Les membres de l'équipe nationale de la CSPPS soutiennent que ces efforts ne peuvent être soutenus sans des espaces de dialogue convenus et formalisés, car ils permettent aux différents acteurs de fournir un retour d'information sur les réalités locales d'une manière consolidée.

Un dialogue au niveau national (tel qu'il a été engagé dans le cadre du dialogue international) contribuera aussi énormément à la consolidation de la paix, améliorant ainsi les perspectives d'une paix durable et d'un processus de développement qui mènerait à un développement national consultatif.
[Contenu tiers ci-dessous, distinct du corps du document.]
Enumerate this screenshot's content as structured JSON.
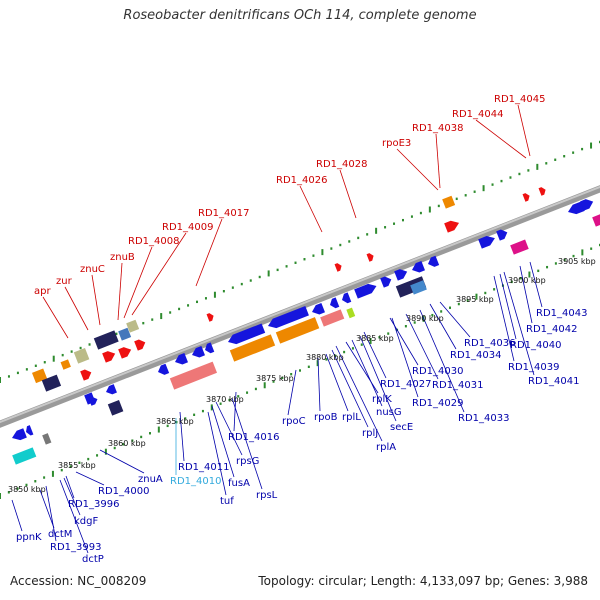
{
  "title": "Roseobacter denitrificans OCh 114, complete genome",
  "footer": {
    "accession": "Accession: NC_008209",
    "summary": "Topology: circular; Length: 4,133,097 bp; Genes: 3,988"
  },
  "colors": {
    "backbone": "#7a7a7a",
    "tick_green": "#2e8b2e",
    "label_red": "#cc0000",
    "label_blue": "#0000aa",
    "label_cyan": "#33aadd",
    "gene_blue": "#1515dd",
    "gene_red": "#ee1111",
    "gene_orange": "#ee8800",
    "gene_navy": "#22225a",
    "gene_pink": "#ee7777",
    "gene_magenta": "#dd1188",
    "gene_teal": "#11cccc",
    "gene_tan": "#bbbb88"
  },
  "kbp_labels": [
    "3850 kbp",
    "3855 kbp",
    "3860 kbp",
    "3865 kbp",
    "3870 kbp",
    "3875 kbp",
    "3880 kbp",
    "3885 kbp",
    "3890 kbp",
    "3895 kbp",
    "3900 kbp",
    "3905 kbp"
  ],
  "top_labels": [
    "apr",
    "zur",
    "znuC",
    "znuB",
    "RD1_4008",
    "RD1_4009",
    "RD1_4017",
    "RD1_4026",
    "RD1_4028",
    "rpoE3",
    "RD1_4038",
    "RD1_4044",
    "RD1_4045"
  ],
  "bottom_labels": [
    "ppnK",
    "dctM",
    "RD1_3993",
    "dctP",
    "kdgF",
    "RD1_3996",
    "RD1_4000",
    "znuA",
    "RD1_4011",
    "RD1_4010",
    "tuf",
    "fusA",
    "rpsG",
    "rpsL",
    "RD1_4016",
    "rpoC",
    "rpoB",
    "rplL",
    "rplJ",
    "rplA",
    "rplK",
    "nusG",
    "secE",
    "RD1_4027",
    "RD1_4030",
    "RD1_4029",
    "RD1_4031",
    "RD1_4033",
    "RD1_4034",
    "RD1_4036",
    "RD1_4039",
    "RD1_4040",
    "RD1_4041",
    "RD1_4042",
    "RD1_4043"
  ]
}
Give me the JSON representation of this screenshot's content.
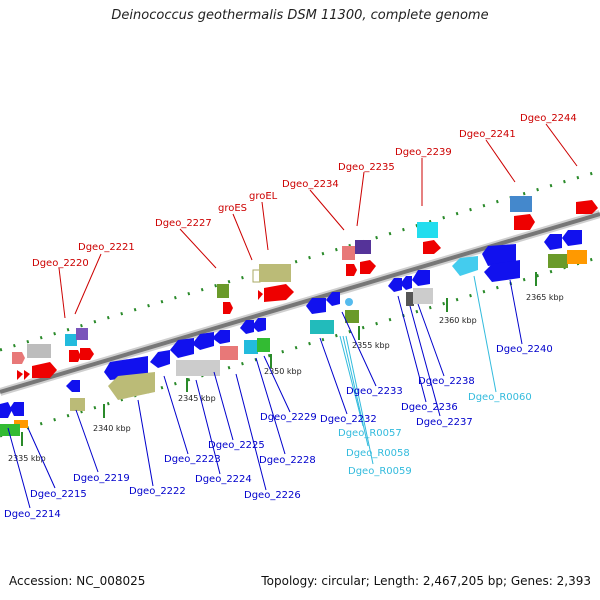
{
  "title": "Deinococcus geothermalis DSM 11300, complete genome",
  "accession": "Accession: NC_008025",
  "topology": "Topology: circular; Length: 2,467,205 bp; Genes: 2,393",
  "colors": {
    "top_label": "#cc0000",
    "bottom_label": "#0000cc",
    "rna_label": "#33bbdd",
    "backbone": "#8a8a8a",
    "tick": "#2a8a2a"
  },
  "ticks": [
    {
      "label": "2335 kbp"
    },
    {
      "label": "2340 kbp"
    },
    {
      "label": "2345 kbp"
    },
    {
      "label": "2350 kbp"
    },
    {
      "label": "2355 kbp"
    },
    {
      "label": "2360 kbp"
    },
    {
      "label": "2365 kbp"
    }
  ],
  "top_labels": [
    "Dgeo_2220",
    "Dgeo_2221",
    "Dgeo_2227",
    "groES",
    "groEL",
    "Dgeo_2234",
    "Dgeo_2235",
    "Dgeo_2239",
    "Dgeo_2241",
    "Dgeo_2244"
  ],
  "bottom_labels": [
    "Dgeo_2214",
    "Dgeo_2215",
    "Dgeo_2219",
    "Dgeo_2222",
    "Dgeo_2223",
    "Dgeo_2224",
    "Dgeo_2225",
    "Dgeo_2226",
    "Dgeo_2228",
    "Dgeo_2229",
    "Dgeo_2232",
    "Dgeo_R0057",
    "Dgeo_R0058",
    "Dgeo_R0059",
    "Dgeo_2233",
    "Dgeo_2236",
    "Dgeo_2237",
    "Dgeo_2238",
    "Dgeo_R0060",
    "Dgeo_2240"
  ],
  "bottom_rna_labels": [
    "Dgeo_R0057",
    "Dgeo_R0058",
    "Dgeo_R0059",
    "Dgeo_R0060"
  ]
}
À l'avenir, il peut également contribuer de manière significative aux réformes prévues en matière de gouvernance nationale. Un dialogue national peut également réduire les tendances aux tensions, à la malveillance et à la rancune entre les partis politiques, les hommes politiques et leurs partisans. Il intensifie la création de synergies, de réseaux et de partenariats entre les acteurs de la consolidation de la paix, les OSC, les donateurs/autres partenaires de développement, le secteur privé et les représentants du gouvernement.
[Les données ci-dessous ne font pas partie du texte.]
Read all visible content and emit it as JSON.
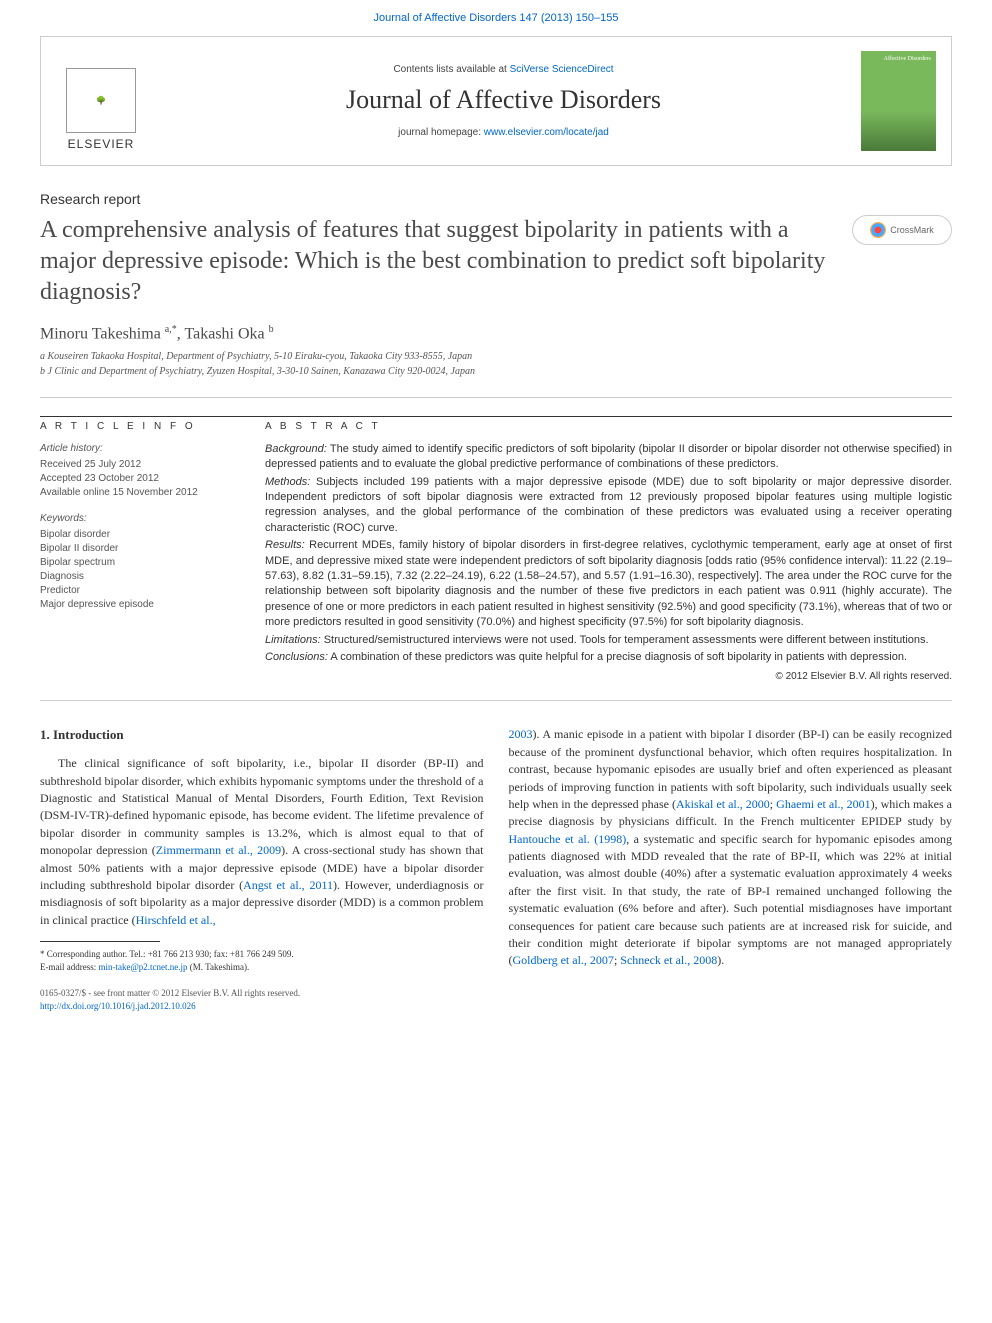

Photo Credit: Radio Democracy, Sierra Leone
Photo Credit: Radio Democracy, Sierra Leone

Un appel à l'action

La société civile demande que les mesures suivantes soient prises avant les élections en Sierra Leone qui auront lieu le 7 mars :

Afin de continuer à défendre des valeurs démocratiques claires, l'appareil de sécurité, y compris la police, doit agir de manière professionnelle dans la prestation de ses services tout au long du processus électoral ;

  • L'appareil de sécurité doit également garantir la neutralité et maintenir l'observation et le respect des droits de l'homme et des normes démocratiques à tous les niveaux, conformément aux dispositions pertinentes inscrites dans la constitution de la Sierra Leone, qui sont liées à tous les processus électoraux, afin de réaliser des élections pacifiques, crédibles, libres et équitables ;
  • Le vote étant un droit et une responsabilité civiques, aucun mouvement des citoyens le jour du vote ne devrait être restreint, car agir autrement serait non seulement contraire à la constitution, mais aussi aux normes mondiales des droits de l'homme en général ;
  • Le gouvernement doit encourager des engagements soutenus qui établissent un équilibre entre le soutien technique et logistique d'une part, et les engagements politiques d'autre part, de la part des partenaires donateurs, ce qui pourrait contribuer à améliorer la qualité démocratique des élections en Sierra Leone ; ceci, à son tour, pourrait contribuer à réduire le risque de violence électorale ;
  • Enfin, la Country Team souhaite attirer l'attention du gouvernement de la Sierra Leone sur le respect des obligations faites dans les instruments internationaux signés et ratifiés tels que le New Deal for Engagement in Fragile States, y compris ses ensembles de principes, et la Charte africaine de la démocratie, des élections et de la gouvernance, chapitre 7. Élections démocratiques, article 17

NOTE : l'équipe pays de la CSPPS en Sierra Leone comprend des membres de l'Association sierra-léonaise des organisations non gouvernementales, de DADA-Sierra Leone, de WASHNet et de Fambul Tok.